A cada paso, Trump y los republicanos denunciaron la supuesta "violencia" de los manifestantes y apoyaron implícitamente la violencia extrema que la policía había ejercido para reprimir las protestas, incluso permitiendo que un vigilante blanco disparara a dos manifestantes en Kenosha. Al enfrentarse al movimiento Black Lives Matter, Trump y los republicanos demostraron una vez más que no tienen ningún interés en abordar el terror policial racista ni otras formas de racismo estructural. Trump fue duro contra el terrible récord de Biden en materia racial, citando la autoría de Biden del Proyecto de Ley del Crimen de 1994; mientras que Biden y los demócratas harán tanto como los republicanos para mantener el status quo racista, Trump y los republicanos tampoco son la respuesta a las injusticias raciales profundamente arraigadas de los EE.UU. Muchos discursos durante la cuarta noche del RNC elogiaron las reformas de justicia criminal de Trump, pero esas políticas no hacen más que reforzar y fortalecer el brazo carcelario del estado que encarcela desproporcionadamente a la comunidad negra y latina.

El presidente de la crisis

La última noche del RNC tenía como objetivo posicionar a Trump - y al Partido Republicano - como una fuerza política capaz de guiar a los Estados Unidos a través de un turbulento período de crisis tanto a nivel nacional como internacional. Trump y los republicanos abordaron específicamente la respuesta de Trump tanto a la pandemia como a la crisis económica, mintiendo burdamente sobre los éxitos de Trump mientras el número de muertos supera los 181.000 y millones de personas en todo el país se quedan sin empleo, sin poder pagar el alquiler y seguro de desempleo.
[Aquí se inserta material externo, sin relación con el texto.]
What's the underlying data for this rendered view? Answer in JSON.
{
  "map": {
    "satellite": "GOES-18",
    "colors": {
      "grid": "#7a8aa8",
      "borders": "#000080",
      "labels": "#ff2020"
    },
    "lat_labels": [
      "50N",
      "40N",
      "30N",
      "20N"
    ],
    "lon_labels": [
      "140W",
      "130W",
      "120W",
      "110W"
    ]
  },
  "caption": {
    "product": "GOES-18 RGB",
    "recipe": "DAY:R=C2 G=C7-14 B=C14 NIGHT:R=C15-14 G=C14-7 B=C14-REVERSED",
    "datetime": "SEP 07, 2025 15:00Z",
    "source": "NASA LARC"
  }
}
A nivel nacional, Trump y otros oradores se jactaron de la economía prepandémica y de los empleos que Trump supuestamente creó, prometiendo que los EE.UU. volverían a salir de la recesión económica. Propietarios de pequeñas empresas y trabajadores salieron al escenario para elogiar las acciones de Trump en nombre de los trabajadores y sus políticas a favor de las empresas. Pero el hecho es que nada de esto significa nada a la luz de la crisis económica que el mundo enfrenta ahora - a pesar de sus afirmaciones de lo contrario, Trump sólo facilitó los ataques a la clase trabajadora antes y durante la crisis, forzando la reapertura de negocios y escuelas en medio de una pandemia y reteniendo la ayuda del gobierno a amplias franjas de la población. El legado de Trump hasta ahora son las exenciones de impuestos a los ricos y las corporaciones y la quita de regulaciones que ponen los intereses de las empresas por encima de la vida de la gente. Lejos de ser "el presidente del pueblo", Trump es el presidente de los ricos y ya causó la muerte de cientos de miles de personas por el virus, y el empobrecimiento de muchas más por la crisis económica.

A nivel internacional, Trump se mantuvo fiel a su línea de América First, presumiendo de sacar las tropas de las zonas de combate, asesinar a los líderes mundiales, negociar acuerdos comerciales a favor de los EE.UU. y ser duro con China. Trump afirmó que en su segundo mandato se aseguraría de que China pagara por la pandemia de coronavirus por cualquier medio posible. Acusó a Joe Biden de ser un amigo de China y de querer entregar los Estados Unidos a los intereses comerciales extranjeros y a las guerras sin sentido. Pero a pesar de su discurso, está claro que su proteccionismo es sólo otro vehículo para el imperialismo estadounidense.

La cuarta noche del RNC fue un intento de legitimar a Trump como un líder capaz de imponer la estabilidad y resolver la crisis mundial a favor de los EE.UU. Esto es a la vez un signo de la profunda crisis que crece en el país y en el mundo, así como la creciente desilusión entre las masas con el establishment político. Trump está tratando de reunir a su base y de hacer más aliados para asegurar que gane un segundo mandato, pero en un contexto de profundo malestar social, político y económico en los EE.UU. y más allá, no está claro si esto será suficiente para que se mantenga en el poder en noviembre.